COURSE EN SENTIER | Mon collègue

Hier soir, j'ai balancé tous mes plans pour aller courir avec un collègue. Oui, j'ai annulé mon 5 à 7 avec mes anciennes chums de travail pour jogguer random avec un étranger. Parce qu'en ce moment, je vis des difficultés au boulot et que, lui, cet être éveillé, l'a vu et m'a tendu une perche. Surprise, j'ai accepté son offre comme un cadeau tombé tout droit du ciel.

On s'est rejoints à 18 h 30, déguisés en coureurs sobres avec des bandes réfléchissantes. On est partis du Quartier des affaires, métro Square-Victoire-OACI, pour remonter par le centre-ville et atteindre l'Université McGill. J'ai crevé tout en haut de la côte, en arrivant au pied du mont Royal.

Ma cadence est plutôt rapide, je me suis habituée au tempo de mon coach de course. La foulée de mon collègue est un peu plus lourde et il a une attaque du talon, alors que je cours naturellement plus à l'avant-centre du pied. Différents, mais ensemble. 

Deuxième souffle, une bouffée de nature m'oxygène un peu. Lui, il avait apporté une lampe frontale supplémentaire parce que, même sans me connaître, il avait deviné que j'oublierais la mienne. On est donc devenus encore plus brillants qu'en faisant équipe au 3e de la Tour Québecor. Puis, on a remonté le chemin des Calèches jusqu'au belvédère, où la ville scintillante m'a encore éblouie.

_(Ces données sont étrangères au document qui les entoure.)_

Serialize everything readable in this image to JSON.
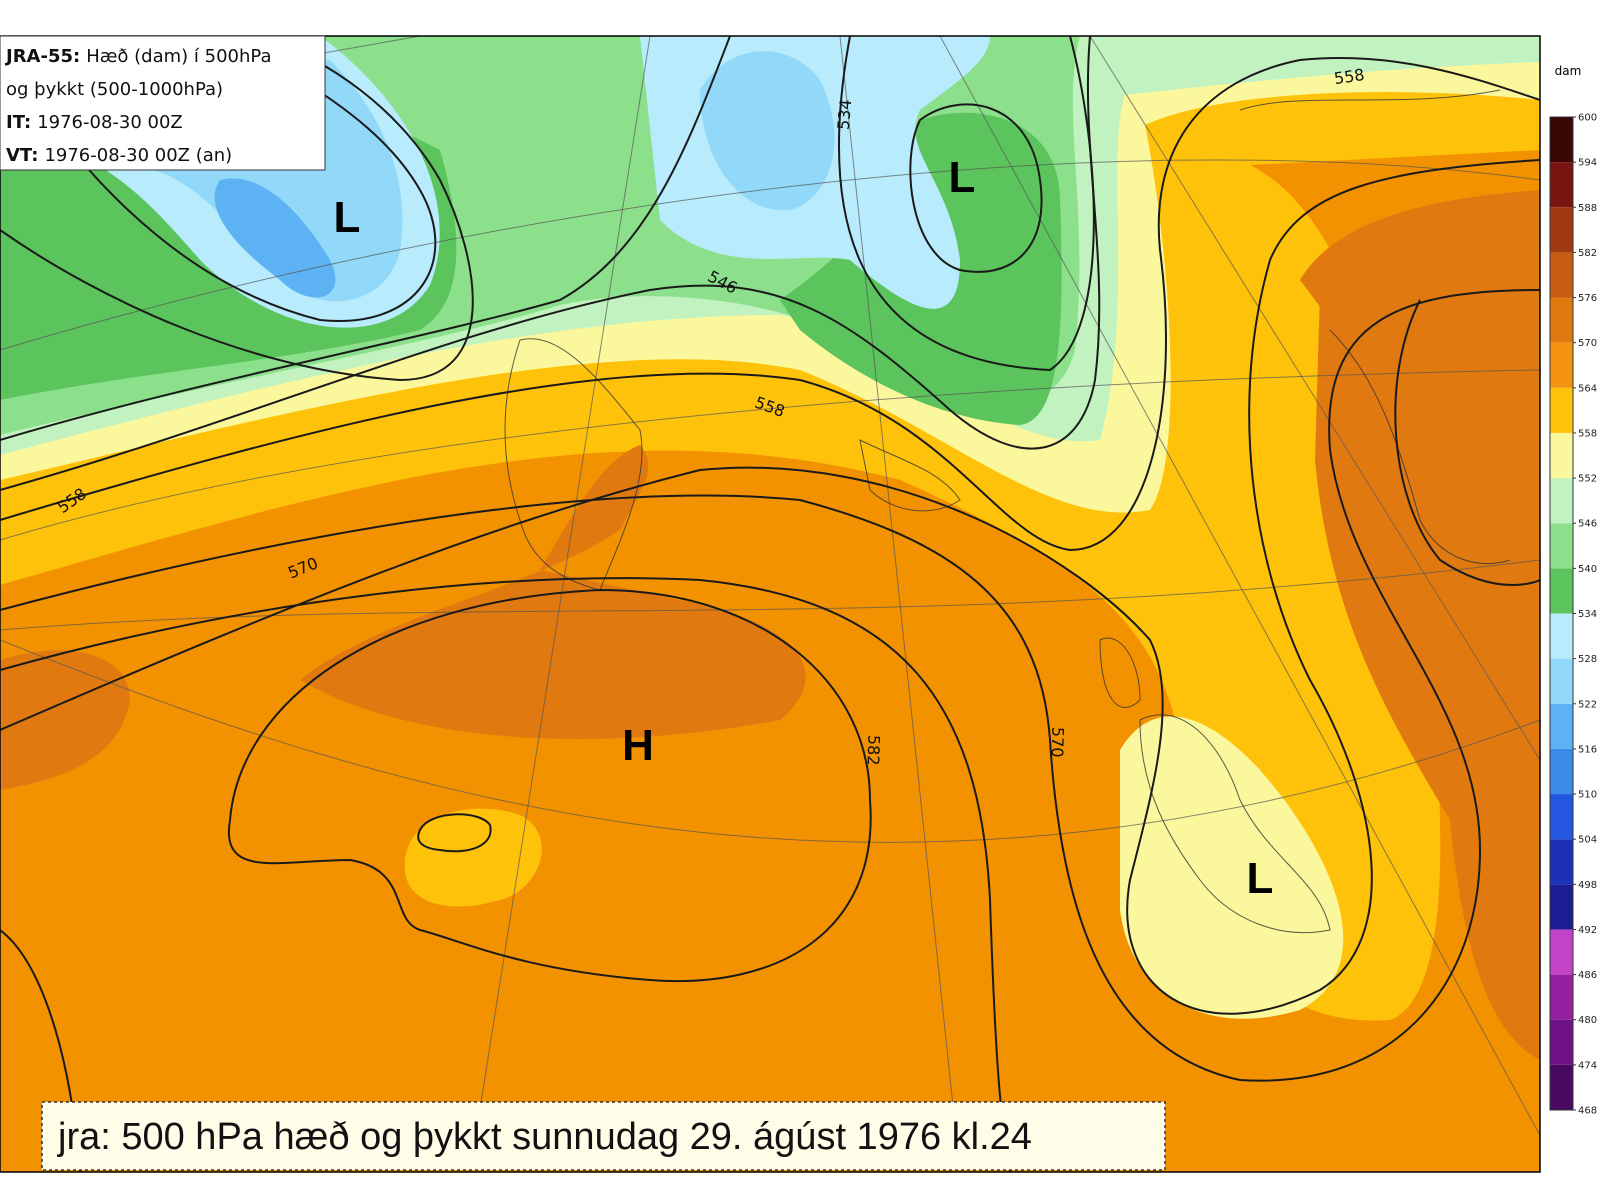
{
  "info_box": {
    "lines": [
      {
        "bold": "JRA-55:",
        "text": "Hæð (dam) í 500hPa"
      },
      {
        "text": "og þykkt (500-1000hPa)"
      },
      {
        "bold": "IT:",
        "text": "1976-08-30 00Z"
      },
      {
        "bold": "VT:",
        "text": "1976-08-30 00Z (an)"
      }
    ]
  },
  "systems": [
    "L",
    "L",
    "H",
    "L"
  ],
  "contour_labels": [
    558,
    546,
    534,
    558,
    558,
    570,
    582,
    570
  ],
  "colorbar": {
    "unit": "dam",
    "ticks": [
      468,
      474,
      480,
      486,
      492,
      498,
      504,
      510,
      516,
      522,
      528,
      534,
      540,
      546,
      552,
      558,
      564,
      570,
      576,
      582,
      588,
      594,
      600
    ],
    "colors": [
      "#4b0a62",
      "#6e1286",
      "#93209e",
      "#c444c8",
      "#1a1e92",
      "#1c30b8",
      "#2456e0",
      "#3a8ce8",
      "#5cb2f2",
      "#92d8f8",
      "#b8ecfc",
      "#5cc45c",
      "#8ce08c",
      "#c2f2c0",
      "#fbf79c",
      "#ffc20a",
      "#f59410",
      "#e07a10",
      "#c85c14",
      "#a03a10",
      "#7a1410",
      "#3a0606"
    ]
  },
  "caption": "jra: 500 hPa hæð og þykkt sunnudag 29. ágúst 1976 kl.24"
}
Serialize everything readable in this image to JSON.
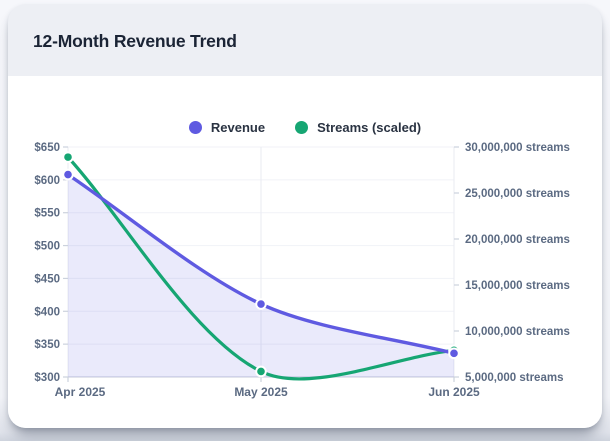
{
  "card": {
    "type_label": "revenue-trend-card"
  },
  "chart_data": {
    "type": "line",
    "title": "12-Month Revenue Trend",
    "categories": [
      "Apr 2025",
      "May 2025",
      "Jun 2025"
    ],
    "series": [
      {
        "name": "Revenue",
        "yaxis": "left",
        "color": "#5f5ae1",
        "fill": true,
        "fill_color": "rgba(95,90,225,0.13)",
        "values": [
          608,
          411,
          336
        ]
      },
      {
        "name": "Streams (scaled)",
        "yaxis": "right",
        "color": "#16a673",
        "fill": false,
        "values": [
          28900000,
          5600000,
          7900000
        ]
      }
    ],
    "y_left": {
      "min": 300,
      "max": 650,
      "unit": "$",
      "tick_labels": [
        "$650",
        "$600",
        "$550",
        "$500",
        "$450",
        "$400",
        "$350",
        "$300"
      ]
    },
    "y_right": {
      "min": 5000000,
      "max": 30000000,
      "unit": "streams",
      "tick_labels": [
        "30,000,000 streams",
        "25,000,000 streams",
        "20,000,000 streams",
        "15,000,000 streams",
        "10,000,000 streams",
        "5,000,000 streams"
      ]
    },
    "legend_position": "top",
    "grid": true,
    "point_style": "circle"
  }
}
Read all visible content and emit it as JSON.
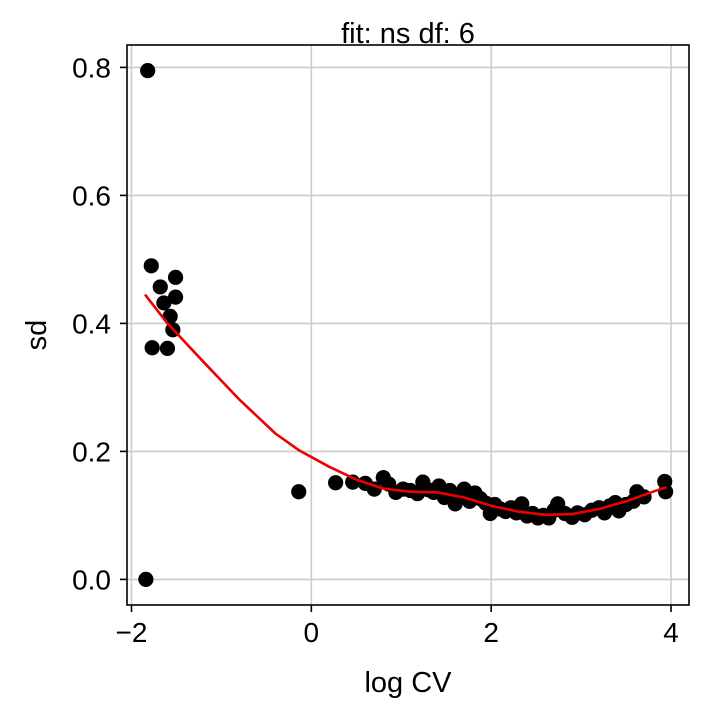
{
  "chart_data": {
    "type": "scatter",
    "title": "fit: ns df: 6",
    "xlabel": "log CV",
    "ylabel": "sd",
    "xlim": [
      -2.05,
      4.2
    ],
    "ylim": [
      -0.04,
      0.835
    ],
    "grid": true,
    "xticks": [
      -2,
      0,
      2,
      4
    ],
    "xtick_labels": [
      "−2",
      "0",
      "2",
      "4"
    ],
    "yticks": [
      0.0,
      0.2,
      0.4,
      0.6,
      0.8
    ],
    "ytick_labels": [
      "0.0",
      "0.2",
      "0.4",
      "0.6",
      "0.8"
    ],
    "colors": {
      "points": "#000000",
      "fit": "#ee0000",
      "grid": "#cccccc",
      "axes": "#000000"
    },
    "series": [
      {
        "kind": "scatter",
        "points": [
          [
            -1.82,
            0.795
          ],
          [
            -1.84,
            0.0
          ],
          [
            -1.78,
            0.49
          ],
          [
            -1.77,
            0.362
          ],
          [
            -1.68,
            0.457
          ],
          [
            -1.64,
            0.432
          ],
          [
            -1.6,
            0.361
          ],
          [
            -1.57,
            0.411
          ],
          [
            -1.54,
            0.39
          ],
          [
            -1.51,
            0.472
          ],
          [
            -1.51,
            0.441
          ],
          [
            -0.14,
            0.137
          ],
          [
            0.27,
            0.151
          ],
          [
            0.46,
            0.152
          ],
          [
            0.6,
            0.15
          ],
          [
            0.7,
            0.141
          ],
          [
            0.8,
            0.159
          ],
          [
            0.86,
            0.149
          ],
          [
            0.94,
            0.136
          ],
          [
            1.02,
            0.141
          ],
          [
            1.1,
            0.139
          ],
          [
            1.18,
            0.134
          ],
          [
            1.24,
            0.152
          ],
          [
            1.3,
            0.14
          ],
          [
            1.36,
            0.136
          ],
          [
            1.42,
            0.146
          ],
          [
            1.48,
            0.128
          ],
          [
            1.54,
            0.139
          ],
          [
            1.6,
            0.118
          ],
          [
            1.66,
            0.131
          ],
          [
            1.7,
            0.141
          ],
          [
            1.76,
            0.122
          ],
          [
            1.82,
            0.135
          ],
          [
            1.88,
            0.126
          ],
          [
            1.94,
            0.119
          ],
          [
            1.99,
            0.103
          ],
          [
            2.04,
            0.117
          ],
          [
            2.1,
            0.11
          ],
          [
            2.16,
            0.106
          ],
          [
            2.22,
            0.112
          ],
          [
            2.28,
            0.104
          ],
          [
            2.34,
            0.118
          ],
          [
            2.4,
            0.099
          ],
          [
            2.46,
            0.103
          ],
          [
            2.52,
            0.096
          ],
          [
            2.58,
            0.1
          ],
          [
            2.64,
            0.096
          ],
          [
            2.7,
            0.108
          ],
          [
            2.74,
            0.118
          ],
          [
            2.82,
            0.103
          ],
          [
            2.9,
            0.097
          ],
          [
            2.96,
            0.104
          ],
          [
            3.04,
            0.101
          ],
          [
            3.12,
            0.108
          ],
          [
            3.2,
            0.112
          ],
          [
            3.26,
            0.104
          ],
          [
            3.32,
            0.115
          ],
          [
            3.38,
            0.12
          ],
          [
            3.42,
            0.107
          ],
          [
            3.5,
            0.117
          ],
          [
            3.58,
            0.122
          ],
          [
            3.62,
            0.137
          ],
          [
            3.7,
            0.129
          ],
          [
            3.93,
            0.153
          ],
          [
            3.94,
            0.137
          ]
        ]
      },
      {
        "kind": "line",
        "points": [
          [
            -1.85,
            0.445
          ],
          [
            -1.6,
            0.4
          ],
          [
            -1.2,
            0.34
          ],
          [
            -0.8,
            0.281
          ],
          [
            -0.4,
            0.228
          ],
          [
            -0.14,
            0.202
          ],
          [
            0.2,
            0.176
          ],
          [
            0.5,
            0.156
          ],
          [
            0.8,
            0.142
          ],
          [
            1.1,
            0.137
          ],
          [
            1.4,
            0.136
          ],
          [
            1.7,
            0.128
          ],
          [
            2.0,
            0.115
          ],
          [
            2.3,
            0.106
          ],
          [
            2.6,
            0.101
          ],
          [
            2.9,
            0.102
          ],
          [
            3.2,
            0.11
          ],
          [
            3.5,
            0.122
          ],
          [
            3.8,
            0.137
          ],
          [
            3.95,
            0.144
          ]
        ]
      }
    ]
  }
}
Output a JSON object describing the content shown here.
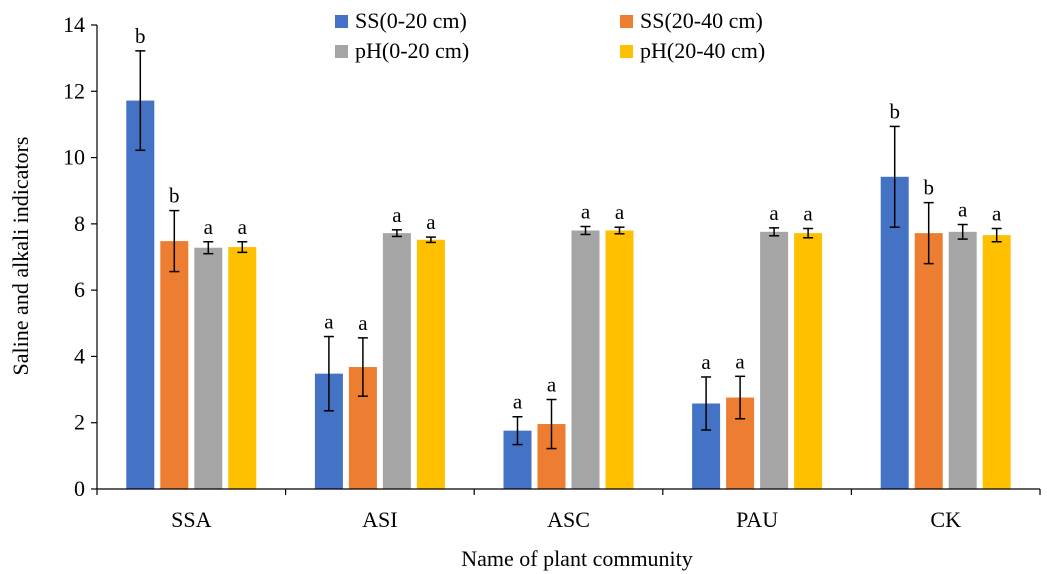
{
  "chart_data": {
    "type": "bar",
    "xlabel": "Name of plant community",
    "ylabel": "Saline and alkali indicators",
    "ylim": [
      0,
      14
    ],
    "yticks": [
      "0",
      "2",
      "4",
      "6",
      "8",
      "10",
      "12",
      "14"
    ],
    "categories": [
      "SSA",
      "ASI",
      "ASC",
      "PAU",
      "CK"
    ],
    "grid": false,
    "legend_position": "top",
    "series": [
      {
        "name": "SS(0-20 cm)",
        "color": "#4472C4",
        "values": [
          11.72,
          3.48,
          1.76,
          2.58,
          9.42
        ],
        "errors": [
          1.5,
          1.12,
          0.42,
          0.8,
          1.52
        ],
        "labels": [
          "b",
          "a",
          "a",
          "a",
          "b"
        ]
      },
      {
        "name": "SS(20-40 cm)",
        "color": "#ED7D31",
        "values": [
          7.48,
          3.68,
          1.96,
          2.76,
          7.72
        ],
        "errors": [
          0.92,
          0.88,
          0.74,
          0.64,
          0.92
        ],
        "labels": [
          "b",
          "a",
          "a",
          "a",
          "b"
        ]
      },
      {
        "name": "pH(0-20 cm)",
        "color": "#A5A5A5",
        "values": [
          7.28,
          7.72,
          7.8,
          7.76,
          7.76
        ],
        "errors": [
          0.18,
          0.1,
          0.12,
          0.12,
          0.22
        ],
        "labels": [
          "a",
          "a",
          "a",
          "a",
          "a"
        ]
      },
      {
        "name": "pH(20-40 cm)",
        "color": "#FFC000",
        "values": [
          7.3,
          7.52,
          7.8,
          7.72,
          7.66
        ],
        "errors": [
          0.16,
          0.08,
          0.1,
          0.14,
          0.2
        ],
        "labels": [
          "a",
          "a",
          "a",
          "a",
          "a"
        ]
      }
    ]
  }
}
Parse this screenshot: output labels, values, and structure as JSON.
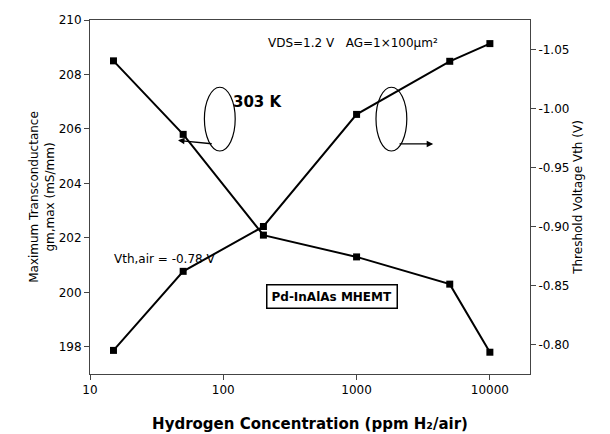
{
  "chart_data": {
    "type": "line",
    "x_label": "Hydrogen Concentration (ppm H₂/air)",
    "y_label": "Maximum Transconductance\ngm,max (mS/mm)",
    "y2_label": "Threshold Voltage Vth (V)",
    "x": [
      15,
      50,
      200,
      1000,
      5000,
      10000
    ],
    "series": [
      {
        "color": "#000000",
        "marker": "square",
        "line_style": "solid",
        "values": [
          208.5,
          205.8,
          202.1,
          201.3,
          200.3,
          197.8
        ]
      },
      {
        "color": "#000000",
        "marker": "square",
        "line_style": "solid",
        "axis": "y2",
        "values": [
          -0.795,
          -0.862,
          -0.9,
          -0.995,
          -1.04,
          -1.055
        ]
      }
    ],
    "log": "x",
    "xlim": [
      10,
      20000
    ],
    "xticks": [
      10,
      100,
      1000,
      10000
    ],
    "ylim": [
      197,
      210
    ],
    "yticks": [
      198,
      200,
      202,
      204,
      206,
      208,
      210
    ],
    "y2lim": [
      -0.775,
      -1.075
    ],
    "y2ticks": [
      {
        "value": -0.8,
        "label": "-0.80"
      },
      -0.85,
      {
        "value": -0.9,
        "label": "-0.90"
      },
      -0.95,
      {
        "value": -1.0,
        "label": "-1.00"
      },
      -1.05
    ],
    "grid": false,
    "annotations": [
      "VDS=1.2 V   AG=1×100μm²",
      "303 K",
      "Vth,air = -0.78 V",
      "Pd-InAlAs MHEMT"
    ]
  }
}
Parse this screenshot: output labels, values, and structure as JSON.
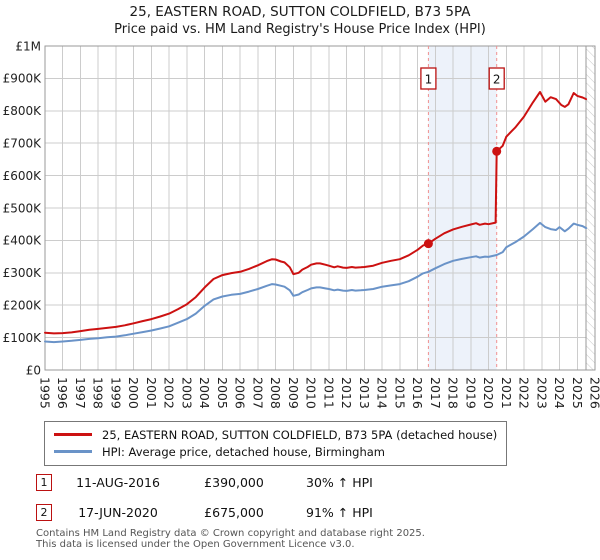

Notre ascension est arrivée à son point culminant à la Croix du Mont-Royal par contre. J'y ai croisé quelques membres de mon club de course, les Pélicans de Rosemont, et leur chef. Ils m'en ont mis plein les yeux, eux aussi, avec leur lampes frontales braquées sur moi qui essayais de discerner leurs visages.

Quelque 5-6 kilomètres dans le sillon de mon collègue, je commence à me caler sur sa cadence. Et à me détendre. Les sensations sont bonnes, je n'ai ni froid ni chaud et je respire bien. Contrairement à mes attentes, il me reste du jus dans les jambes. Parfait pour la suite, ce que je préfère... et ça paraît!

On pique au travers du décor en dévalant les sentiers étroits. Ça monte, ça descend. Je saute les obstacles, folle de joie. "Mais t'es malade, Miss Mayer?!" Par bouts, ça glisse en chien, on doit descendre sur les fesses. C'est pratiquement du fartlek en single track, je suis pile-poil dans mon élément malgré la patatitude. Mon partenaire de course, tannant, me lance des boules de neige. J'accélère pour me venger... ouf! c'est la petite mort une deuxième fois.

Finalement, on émerge du bois par la Camélien-Houde pour fouler l'asphalte. Wow! Ça défile tout seul après s'être enfoncé dans la neige dense et molasse. J'ose un sprint, il me race. Je me ravise, déjà plus mature, question de m'économiser en vue des 6-7 kilomètres restants. 

On joggue le long de l'avenue Mont-Royal, contournant au passage les piétons et alternant de trottoirs. 

Je suis toujours mon collègue, qui me tire de plus en plus. C'est qu'on court depuis presque deux heures déjà. Mais on se dirige vers chez moi. Lui, Forest Gump, il poursuit ensuite à la course jusqu'à chez lui, en quelques kilomètres de plus au nord. Les sensations sont encore bonnes, je respire encore bien. Je n'ai pas mal aux articulations, j'ai seulement les jambes alourdies. La fille à moins d'endurance qu'avant, quoi.

Ça se termine pour moi au coin de ma rue après m'être fait aspergée dans une flaque d'eau par l'autre tannant. Ha! Ha! Ha! Je suis détrempée, on comprendra pourquoi, mais je nage en plein bonheur. La soirée a été bourrée d'endorphines, et je suis surexcitée au point d'avoir du mal à m'endormir.

Ce matin, je vous avoue avoir vu ma job sous un nouvel angle.

...

Nous ne sommes plus collègues. Mais nous nous retrouvons encore parfois pour courir ensemble.